Article ID: | iaor20115997 |
Volume: | 22 |
Issue: | 3 |
Start Page Number: | 722 |
End Page Number: | 737 |
Publication Date: | May 2011 |
Journal: | Organization Science |
Authors: | Groysberg Boris, Polzer Jeffrey T, Elfenbein Hillary Anger |
Keywords: | group decision making |
Can groups become effective simply by assembling high‐status individual performers? Though an affirmative answer may seem straightforward on the surface, this answer becomes more complicated when group members benefit from collaborating on interdependent tasks. Examining Wall Street sell‐side equity research analysts who work in an industry in which individuals strive for status, we find that groups benefited–up to a point–from having high‐status members, controlling for individual performance.
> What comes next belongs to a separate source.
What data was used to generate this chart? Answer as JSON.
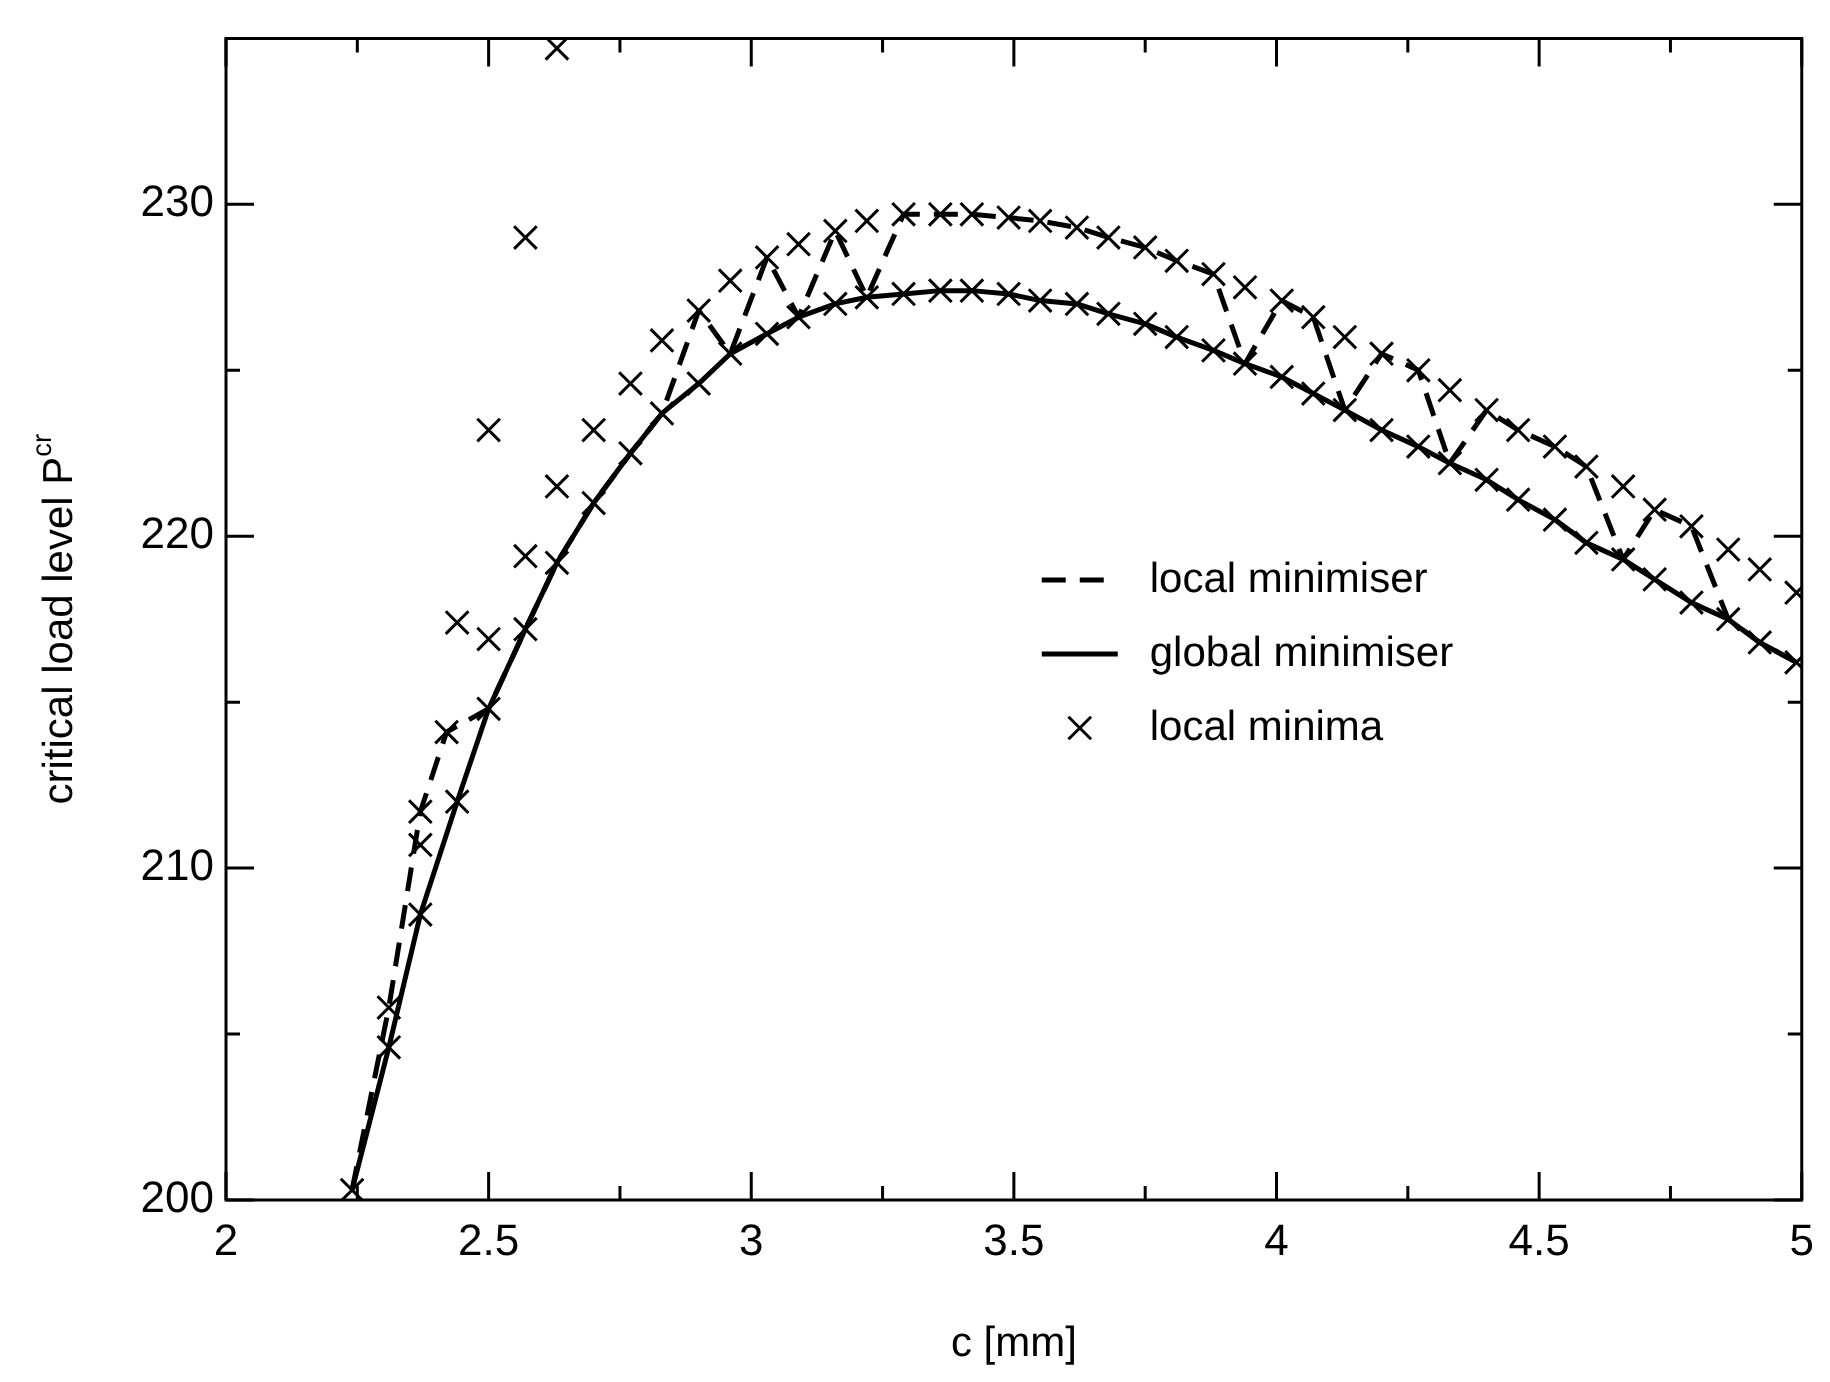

With higher proportions of individual stars, however, the marginal benefit decreased before the slope of this curvilinear pattern became negative. This curvilinear pattern was especially strong when stars were concentrated in a small number of sectors, likely reflecting suboptimal integration among analysts with similar areas of expertise. Control variables ensured that these effects were not the spurious result of individual performance, department size or specialization, or firm prestige. We discuss the theoretical implications of these results for the literatures on status and groups, along with practical implications for strategic human resource management.